Cape Town - Non-government and non-profit organisations are facing such a severe financial crisis that more than three out of 10 shut down last year.
An estimated 36 000 of the country’s 122 000 NGOs and NPOs had to be deregistered thanks to growing financial shortages, huge pressure on fundraising, and non-compliance with legal requirements.
The South African NGO Network (Sangonet) said the global financial crisis negatively affected a significant number of overseas donations. Mismanagement and corruption had also tainted the image of NPOs in general, making it more difficult for donors to trust them.
Lizelle van Wyk, chief executive of the Cape Town Society for the Blind, said its recent research into the NGO and NPO sector led to several alarming discoveries.
While most organisations had the best intentions, they lacked the skills and experience to run their operations like a business.
“The organisations don’t have the necessary staff to run their programmes. They may have the funding but without guidance, that money may often go to waste. NGOs unfortunately cannot rely solely on donors and need to be able to generate their own funding through their own initiatives,” she said.
The Lottery Board, one of the major donors to organisations, had also had its fair share of problems internally, and its decision to tighten up criteria was not incorrect.
“It once again highlights the need for managerial training and regular checks.
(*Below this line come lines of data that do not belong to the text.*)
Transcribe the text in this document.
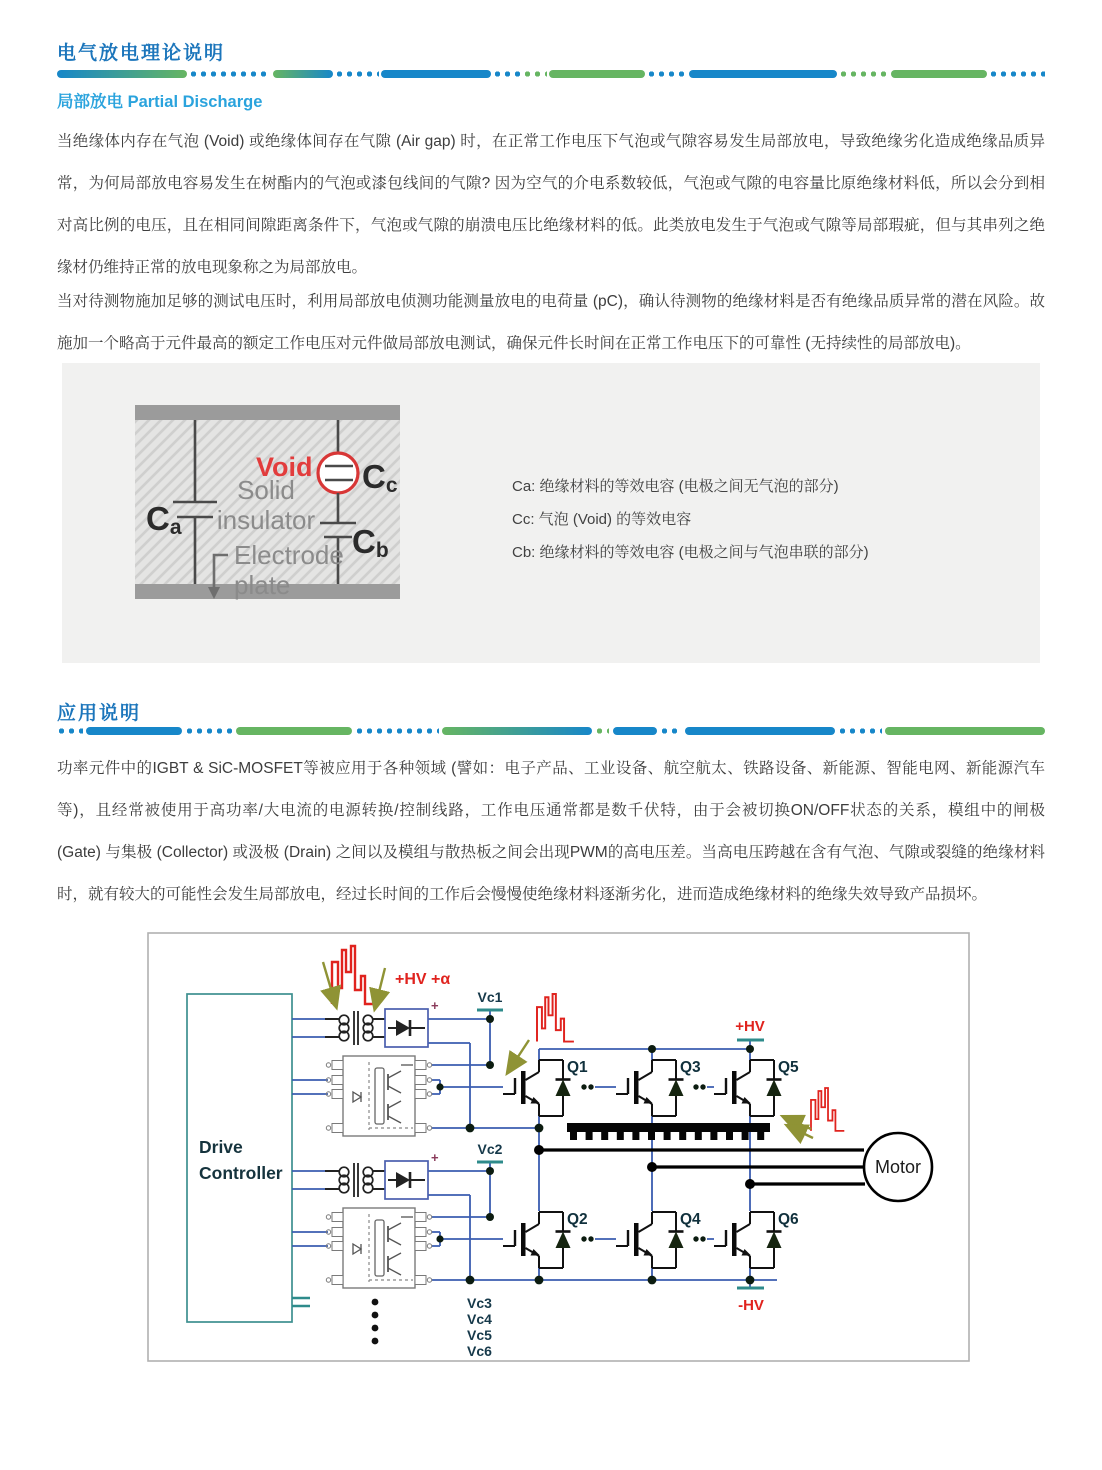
电气放电理论说明
局部放电 Partial Discharge

当绝缘体内存在气泡 (Void) 或绝缘体间存在气隙 (Air gap) 时，在正常工作电压下气泡或气隙容易发生局部放电，导致绝缘劣化造成绝缘品质异常，为何局部放电容易发生在树酯内的气泡或漆包线间的气隙? 因为空气的介电系数较低，气泡或气隙的电容量比原绝缘材料低，所以会分到相对高比例的电压，且在相同间隙距离条件下，气泡或气隙的崩溃电压比绝缘材料的低。此类放电发生于气泡或气隙等局部瑕疵，但与其串列之绝缘材仍维持正常的放电现象称之为局部放电。

当对待测物施加足够的测试电压时，利用局部放电侦测功能测量放电的电荷量 (pC)，确认待测物的绝缘材料是否有绝缘品质异常的潜在风险。故施加一个略高于元件最高的额定工作电压对元件做局部放电测试，确保元件长时间在正常工作电压下的可靠性 (无持续性的局部放电)。

Ca
Void Cc
Cb
Solid
insulator
Electrode
plate
Ca: 绝缘材料的等效电容 (电极之间无气泡的部分)
Cc: 气泡 (Void) 的等效电容
Cb: 绝缘材料的等效电容 (电极之间与气泡串联的部分)
应用说明

功率元件中的IGBT & SiC-MOSFET等被应用于各种领域 (譬如：电子产品、工业设备、航空航太、铁路设备、新能源、智能电网、新能源汽车等)，且经常被使用于高功率/大电流的电源转换/控制线路，工作电压通常都是数千伏特，由于会被切换ON/OFF状态的关系，模组中的闸极 (Gate) 与集极 (Collector) 或汲极 (Drain) 之间以及模组与散热板之间会出现PWM的高电压差。当高电压跨越在含有气泡、气隙或裂缝的绝缘材料时，就有较大的可能性会发生局部放电，经过长时间的工作后会慢慢使绝缘材料逐渐劣化，进而造成绝缘材料的绝缘失效导致产品损坏。

Drive
Controller
+
+
Vc1
Vc2
+HV
-HV
Q1	Q3	Q5
Q2	Q4	Q6
Motor
+HV +α
Vc3
Vc4
Vc5
Vc6
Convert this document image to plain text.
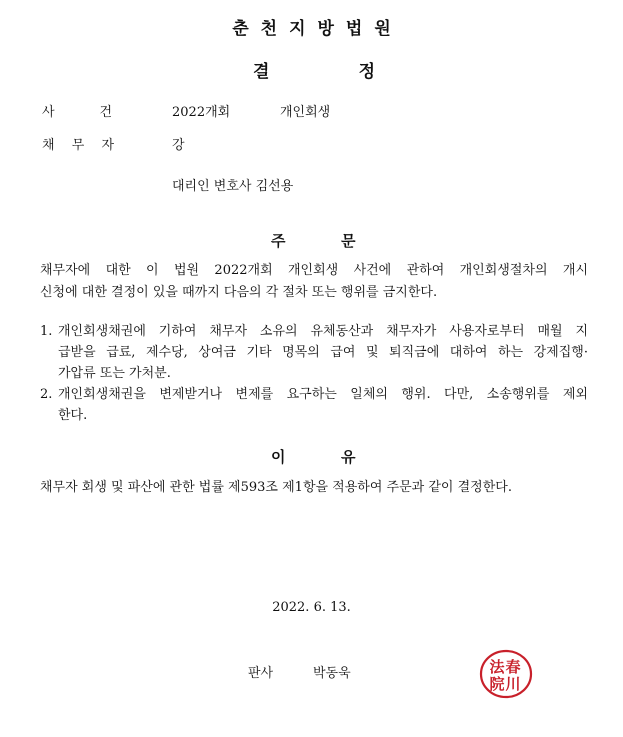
춘천지방법원
결	정
사	건	2022개회	개인회생
채 무 자	강
대리인 변호사 김선용
주	문
채무자에 대한 이 법원 2022개회 개인회생 사건에 관하여 개인회생절차의 개시
신청에 대한 결정이 있을 때까지 다음의 각 절차 또는 행위를 금지한다.
1. 개인회생채권에 기하여 채무자 소유의 유체동산과 채무자가 사용자로부터 매월 지
급받을 급료, 제수당, 상여금 기타 명목의 급여 및 퇴직금에 대하여 하는 강제집행·
가압류 또는 가처분.
2. 개인회생채권을 변제받거나 변제를 요구하는 일체의 행위. 다만, 소송행위를 제외
한다.
이	유
채무자 회생 및 파산에 관한 법률 제593조 제1항을 적용하여 주문과 같이 결정한다.
2022. 6. 13.
판사	박동욱	春
川
法
院
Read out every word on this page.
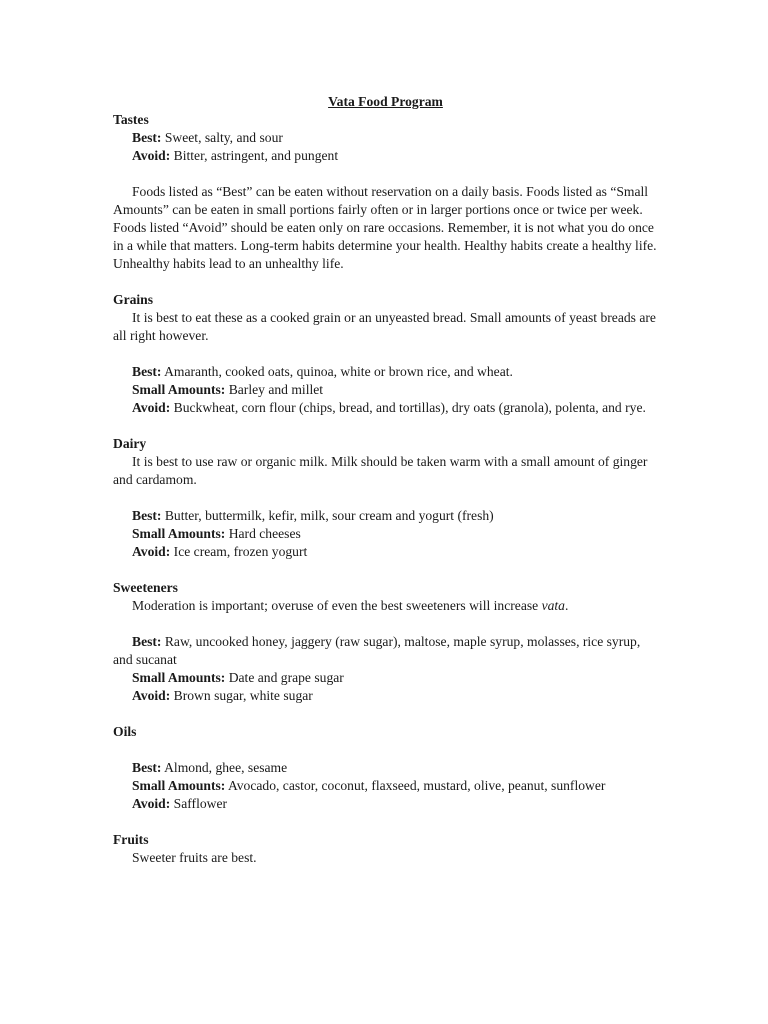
Vata Food Program

Tastes

Best: Sweet, salty, and sour

Avoid: Bitter, astringent, and pungent

Foods listed as “Best” can be eaten without reservation on a daily basis. Foods listed as “Small Amounts” can be eaten in small portions fairly often or in larger portions once or twice per week. Foods listed “Avoid” should be eaten only on rare occasions. Remember, it is not what you do once in a while that matters. Long-term habits determine your health. Healthy habits create a healthy life. Unhealthy habits lead to an unhealthy life.

Grains

It is best to eat these as a cooked grain or an unyeasted bread. Small amounts of yeast breads are all right however.

Best: Amaranth, cooked oats, quinoa, white or brown rice, and wheat.

Small Amounts: Barley and millet

Avoid: Buckwheat, corn flour (chips, bread, and tortillas), dry oats (granola), polenta, and rye.

Dairy

It is best to use raw or organic milk. Milk should be taken warm with a small amount of ginger and cardamom.

Best: Butter, buttermilk, kefir, milk, sour cream and yogurt (fresh)

Small Amounts: Hard cheeses

Avoid: Ice cream, frozen yogurt

Sweeteners

Moderation is important; overuse of even the best sweeteners will increase vata.

Best: Raw, uncooked honey, jaggery (raw sugar), maltose, maple syrup, molasses, rice syrup, and sucanat

Small Amounts: Date and grape sugar

Avoid: Brown sugar, white sugar

Oils

Best: Almond, ghee, sesame

Small Amounts: Avocado, castor, coconut, flaxseed, mustard, olive, peanut, sunflower

Avoid: Safflower

Fruits

Sweeter fruits are best.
This will boost trust for donors and help secure the much-needed financing,” Van Wyk said.
On the issue of donors’ fears of corruption, Butjwana Seoko, spokesman for Sangonet, said the sector had been tarnished by corruption, although only a minority were corrupt.
“Sadly, the majority of donors are not based in South Africa. There are individuals that enter the sector to mismanage donor funds while communities remain trapped in abject poverty. Some NGOs are just serving as cash cows for these elements. The reality is that while they continue to mismanage funding aimed at the poor, the conditions in which the poor live worsen.”
Kathleen Dey, director of Rape Crisis, said
: “Foreign businesses that donate are dependent on how well their businesses are doing, and the recession has cut their income – and therefore money they can allocate to NPOs.
“The same applies to local businesses. The Development Assistance Committee reclassi-fied South Africa as a middle-income country because of the GDP, but the wealth gap was not taken into account. Foreign donors would then look at other countries considered low-income as opposed to South Africa.”
Sihle Ngobese, spokesman for the provincial Social Development department, said strict controls on NGOs had to be enforced.
“About 68 percent of the department’s budget is placed in the hands of NGOs, more than any of its other provincial counterparts. We have to account for every rand spent.”
In many cases, simple things like late submissions could delay funding, “but we also deal with cases of fraudulent financial figures so stringent checks are a necessity”.
“We do regular checks on all registered NGOs to ensure the money is used to the benefit of those who need it most,” he said.